Hong Kong’s most valuable company, Tencent, has dismissed claims the arrest of one of its executives is to do with allegations over the sharing of personal data from its popular WeChat app.
The tech giant says the executive is being held by Chinese authorities over allegations of ‘personal corruption’ in the latest move in Beijing’s crackdown on its home-grown internet platforms.
And it’s not been a good week for Tencent Holdings Ltd as it has also been hit by a fresh anti-monopoly complaint to regulators, this time from a supplier of smart vehicle technology and a General Motors Co China venture.
The supplier, Shanghai PATEO, has accused Tencent of abusing its messaging app’s dominant market position to restrict sales of its products.
The new complaint comes just a week after ByteDance’s Chinese version of TikTok – Douyin – accused Tencent of monopolistic behaviour and filed a suit in a Beijing court, seeking 90 million yuan ($14 million) in compensation. Tencent denies the claim.

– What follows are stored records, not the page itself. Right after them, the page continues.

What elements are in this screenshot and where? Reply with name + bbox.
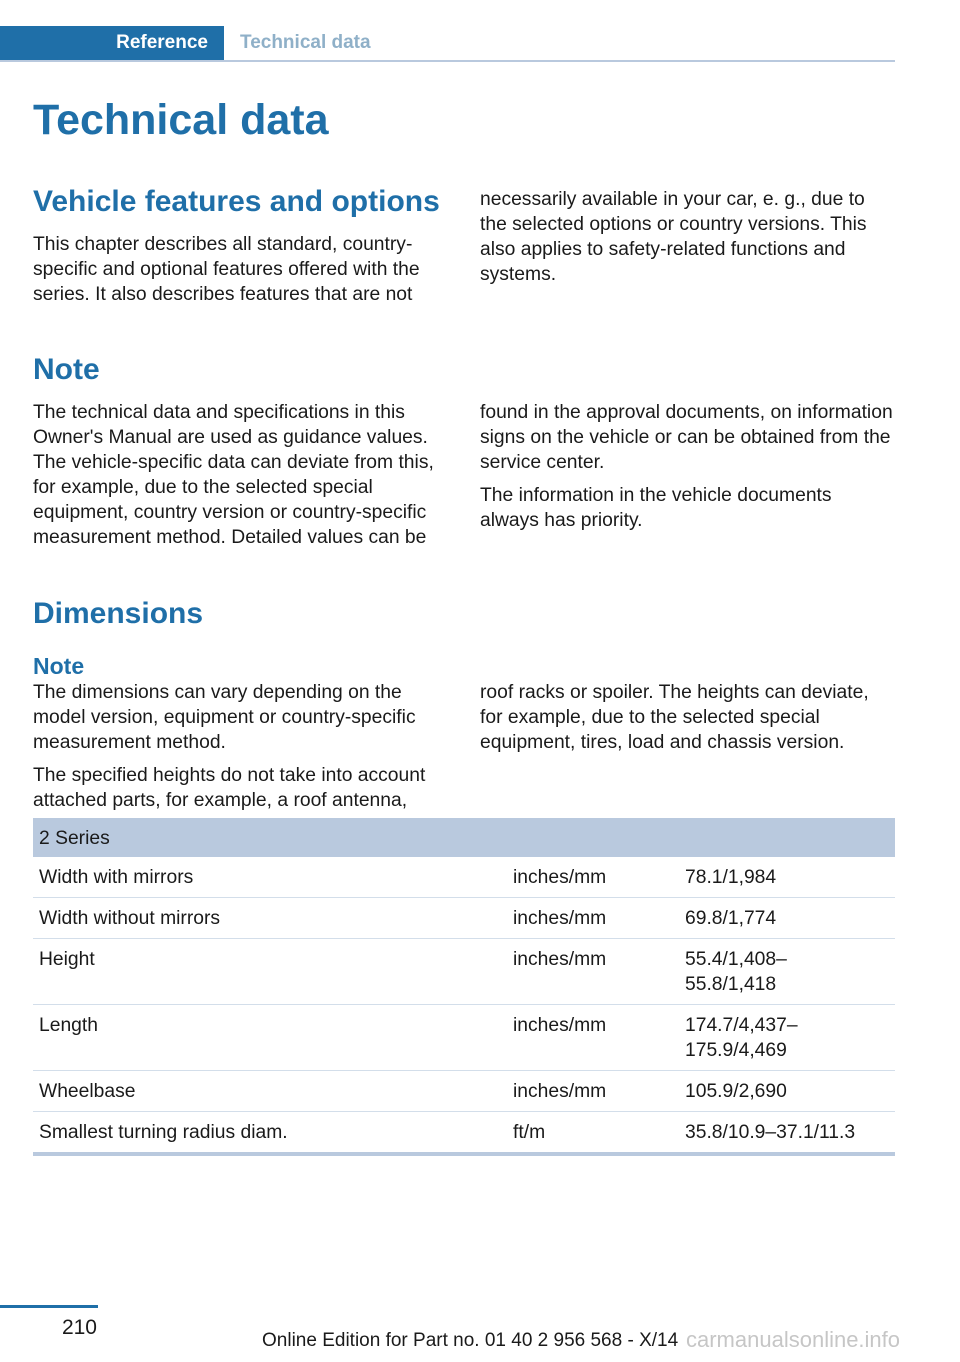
note-paragraph-right-2: The information in the vehicle documents always has priority. (480, 485, 832, 531)
header-rule (0, 60, 895, 62)
dimensions-paragraph-left-1: The dimensions can vary depending on the model version, equipment or country-specific measurement method. (33, 682, 416, 753)
heading-vehicle-features: Vehicle features and options (33, 185, 440, 218)
row-label: Length (33, 1005, 507, 1071)
section-tab-technical-data[interactable]: Technical data (240, 32, 371, 53)
row-value (679, 857, 895, 898)
row-unit: inches/mm (507, 1005, 679, 1071)
table-row (33, 939, 895, 1005)
heading-dimensions: Dimensions (33, 597, 204, 630)
table-row (33, 1071, 895, 1112)
page-number: 210 (61, 1316, 97, 1339)
row-unit: inches/mm (507, 939, 679, 1005)
features-text-left (33, 232, 448, 315)
table-row (33, 1005, 895, 1071)
row-label: Height (33, 939, 507, 1005)
features-paragraph-left: This chapter describes all standard, country-specific and optional features offered with the series. It also describes features that are not (33, 234, 420, 305)
row-label: Width with mirrors (33, 857, 507, 898)
row-unit: inches/mm (507, 1071, 679, 1112)
row-value-text: 55.4/1,408– (685, 949, 787, 970)
row-unit: inches/mm (507, 857, 679, 898)
row-value-text-cont: 175.9/4,469 (685, 1040, 787, 1061)
row-value (679, 1112, 895, 1155)
heading-note: Note (33, 353, 100, 386)
row-label: Smallest turning radius diam. (33, 1112, 507, 1155)
dimensions-text-right (480, 680, 895, 763)
row-value-text: 78.1/1,984 (685, 867, 777, 888)
row-value-text: 105.9/2,690 (685, 1081, 787, 1102)
table-row (33, 1112, 895, 1155)
row-unit: inches/mm (507, 898, 679, 939)
row-value (679, 939, 895, 1005)
row-value (679, 1005, 895, 1071)
note-text-left (33, 400, 448, 558)
note-paragraph-left: The technical data and specifications in this Owner's Manual are used as guidance values. The vehicle-specific data can deviate from this, for example, due to the selected special equipment, country version or country-specific measurement method. Detailed values can be (33, 402, 434, 548)
row-unit: ft/m (507, 1112, 679, 1155)
edition-text: Online Edition for Part no. 01 40 2 956 568 - X/14 (262, 1330, 679, 1351)
footer-rule (0, 1305, 98, 1308)
table-header-row (33, 818, 895, 857)
row-value-text: 35.8/10.9–37.1/11.3 (685, 1122, 856, 1143)
note-text-right (480, 400, 895, 541)
row-value-text: 69.8/1,774 (685, 908, 777, 929)
row-value (679, 1071, 895, 1112)
table-row (33, 898, 895, 939)
page-title: Technical data (33, 96, 329, 144)
dimensions-paragraph-left-2: The specified heights do not take into account attached parts, for example, a roof antenna, (33, 765, 426, 811)
page-header (0, 26, 895, 62)
row-label: Wheelbase (33, 1071, 507, 1112)
table-row (33, 857, 895, 898)
table-header-cell: 2 Series (33, 818, 895, 857)
heading-dimensions-note: Note (33, 653, 85, 679)
watermark: carmanualsonline.info (686, 1327, 901, 1352)
features-paragraph-right: necessarily available in your car, e. g., due to the selected options or country versions. This also applies to safety-related functions and systems. (480, 189, 867, 285)
row-label: Width without mirrors (33, 898, 507, 939)
section-tab-reference[interactable]: Reference (0, 26, 224, 60)
dimensions-paragraph-right-1: roof racks or spoiler. The heights can deviate, for example, due to the selected special equipment, tires, load and chassis version. (480, 682, 869, 753)
row-value (679, 898, 895, 939)
features-text-right (480, 187, 895, 295)
row-value-text-cont: 55.8/1,418 (685, 974, 777, 995)
row-value-text: 174.7/4,437– (685, 1015, 798, 1036)
dimensions-table (33, 818, 895, 1156)
dimensions-text-left (33, 680, 448, 821)
note-paragraph-right-1: found in the approval documents, on information signs on the vehicle or can be obtained from the service center. (480, 402, 893, 473)
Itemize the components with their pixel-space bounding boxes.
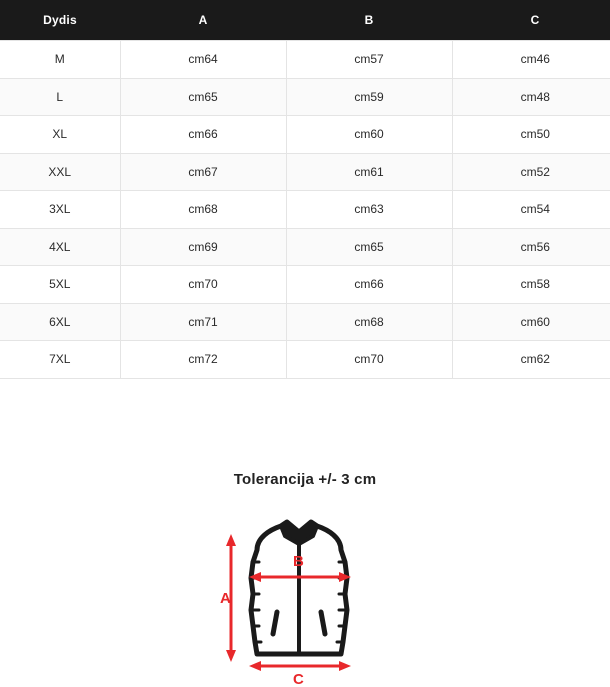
cell-c: cm58 (452, 266, 610, 304)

Observers say the allegations against one of their executives is part of a wider campaign targeting some of China’s technology innovators and private-sector champions over violations of anti-trust and data privacy rules.
The Tencent executive was being held by the authorities as part of an inquiry into a high-profile corruption case involving one of the country’s former top law-enforcement officials, it’s claimed.
Zhang Feng has been under investigation by China’s anti-graft inspector since last year over alleged unauthorised sharing of personal data collected by Tencent’s social-media app WeChat.
But Tencent says that Zhang’s case is not related to its international WeChat app or domestic Weixin platform. It declined to elaborate further.
“This is just one more instance of Beijing entrenching control over the large and powerful tech giants under its purview,” LightSTream Research analyst Mio Kato said.
“This seems like an extension of the previous anti-corruption campaign that was focused on the political structure.”
The report comes as Chinese regulators and state media are becoming increasingly vocal about the infringement of consumer rights by tech companies, which use personal data to drive businesses, from selling products to acquiring customers.